Transfers of our shares effected by means of the transfer of book entry interests in DTC should not be subject to Irish stamp duty. However, if a shareholder holds our ordinary shares directly rather than beneficially through DTC any transfer of those shares could be subject to Irish stamp duty (currently at the rate of 1% of the higher of the price paid or the market value of the shares acquired). Payment of Irish stamp duty is generally a legal obligation of the transferee. The potential for stamp duty could adversely affect the price of your shares.

Dividends paid by us may be subject to Irish dividend withholding tax.

Dividend withholding tax (currently at a rate of 20%) may arise to the extent we decide to pay dividends in the future. A number of exemptions from dividend withholding tax exist such that shareholders resident in the U.S. and shareholders resident in other countries that have entered into a double taxation treaty with Ireland may be entitled to exemptions from dividend withholding tax subject to the completion of certain dividend withholding tax declaration forms.

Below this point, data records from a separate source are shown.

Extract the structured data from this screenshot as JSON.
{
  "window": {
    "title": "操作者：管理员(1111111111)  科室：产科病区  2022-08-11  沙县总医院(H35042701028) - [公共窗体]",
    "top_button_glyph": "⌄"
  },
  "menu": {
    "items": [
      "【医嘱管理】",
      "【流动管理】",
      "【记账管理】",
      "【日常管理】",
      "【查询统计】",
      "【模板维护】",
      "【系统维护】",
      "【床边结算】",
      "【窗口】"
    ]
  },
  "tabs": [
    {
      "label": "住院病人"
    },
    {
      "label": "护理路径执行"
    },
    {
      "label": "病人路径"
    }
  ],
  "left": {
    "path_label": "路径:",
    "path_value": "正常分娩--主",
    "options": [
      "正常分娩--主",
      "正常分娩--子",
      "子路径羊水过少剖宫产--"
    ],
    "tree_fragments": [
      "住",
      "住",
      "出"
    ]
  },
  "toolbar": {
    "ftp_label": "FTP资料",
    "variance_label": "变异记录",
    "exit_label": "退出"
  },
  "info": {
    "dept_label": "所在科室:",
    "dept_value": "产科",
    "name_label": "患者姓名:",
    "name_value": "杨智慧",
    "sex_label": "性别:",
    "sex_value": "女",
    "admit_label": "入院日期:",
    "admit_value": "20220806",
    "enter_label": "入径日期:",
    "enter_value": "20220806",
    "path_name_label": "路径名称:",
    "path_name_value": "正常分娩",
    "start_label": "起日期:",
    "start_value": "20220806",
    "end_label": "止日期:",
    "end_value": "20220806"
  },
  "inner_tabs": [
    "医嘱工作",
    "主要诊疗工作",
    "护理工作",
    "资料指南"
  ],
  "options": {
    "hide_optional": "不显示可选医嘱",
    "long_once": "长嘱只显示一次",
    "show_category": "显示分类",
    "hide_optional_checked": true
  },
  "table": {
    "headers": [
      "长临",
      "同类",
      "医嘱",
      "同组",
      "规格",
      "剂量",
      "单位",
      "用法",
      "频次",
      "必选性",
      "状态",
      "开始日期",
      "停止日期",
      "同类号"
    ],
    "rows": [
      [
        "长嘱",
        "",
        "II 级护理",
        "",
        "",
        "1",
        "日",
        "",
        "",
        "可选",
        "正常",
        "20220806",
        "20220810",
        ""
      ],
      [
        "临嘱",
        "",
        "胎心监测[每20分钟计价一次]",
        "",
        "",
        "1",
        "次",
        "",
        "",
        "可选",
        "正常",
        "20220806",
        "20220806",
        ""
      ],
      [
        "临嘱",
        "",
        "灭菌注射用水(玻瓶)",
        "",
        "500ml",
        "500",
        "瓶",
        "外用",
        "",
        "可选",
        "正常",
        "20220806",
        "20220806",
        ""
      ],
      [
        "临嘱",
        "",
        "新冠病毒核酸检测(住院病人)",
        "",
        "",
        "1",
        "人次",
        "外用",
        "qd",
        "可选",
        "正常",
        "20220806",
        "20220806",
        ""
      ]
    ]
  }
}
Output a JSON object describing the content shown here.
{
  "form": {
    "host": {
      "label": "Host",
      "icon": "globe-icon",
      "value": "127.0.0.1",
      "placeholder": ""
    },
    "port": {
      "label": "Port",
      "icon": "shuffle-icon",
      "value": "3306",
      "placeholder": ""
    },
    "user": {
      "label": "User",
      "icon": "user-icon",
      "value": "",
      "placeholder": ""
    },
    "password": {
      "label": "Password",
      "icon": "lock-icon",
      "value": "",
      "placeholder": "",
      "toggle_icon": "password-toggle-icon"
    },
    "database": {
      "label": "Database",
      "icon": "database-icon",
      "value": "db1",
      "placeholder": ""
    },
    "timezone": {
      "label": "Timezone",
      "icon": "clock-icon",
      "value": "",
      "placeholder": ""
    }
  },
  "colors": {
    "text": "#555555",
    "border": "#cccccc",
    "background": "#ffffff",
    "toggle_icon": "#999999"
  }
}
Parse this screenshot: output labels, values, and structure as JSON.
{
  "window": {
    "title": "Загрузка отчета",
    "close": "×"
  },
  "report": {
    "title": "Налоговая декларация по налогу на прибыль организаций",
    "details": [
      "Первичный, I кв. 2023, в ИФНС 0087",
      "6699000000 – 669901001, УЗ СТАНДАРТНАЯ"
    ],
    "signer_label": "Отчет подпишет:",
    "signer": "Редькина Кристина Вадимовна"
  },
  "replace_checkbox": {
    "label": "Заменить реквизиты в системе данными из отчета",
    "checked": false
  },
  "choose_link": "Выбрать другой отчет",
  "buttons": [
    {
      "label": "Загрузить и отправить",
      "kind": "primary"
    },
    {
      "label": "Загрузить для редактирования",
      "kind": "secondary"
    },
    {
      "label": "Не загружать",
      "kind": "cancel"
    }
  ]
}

Dividends received by Irish residents and certain other shareholders may be subject to Irish income tax.

Shareholders entitled to an exemption from Irish dividend withholding tax on any dividends received from us will not be subject to Irish income tax in respect of those dividends, unless they have some connection with Ireland other than their shareholding (for example, they are resident in Ireland). Shareholders who receive dividends subject to Irish dividend withholding tax will generally have no further liability to Irish income tax on those dividends.

Prothena shares, received by means of a gift or inheritance could be subject to Irish capital acquisitions tax.

Irish capital acquisitions tax (CAT) could apply to a gift or inheritance of our shares irrespective of the place of residence, ordinary residence or domicile of the parties. This is because our shares will be regarded as property situated in Ireland. The person who receives the gift or inheritance has primary liability for CAT. Gifts and inheritances passing between spouses are exempt from CAT. At the date hereof, children have a tax-free threshold of €225,000 in respect of taxable gifts or inheritances received from their parents. It is recommended that each shareholder consult his or her own tax advisor as to the tax consequences of holding our shares or receiving dividends from us.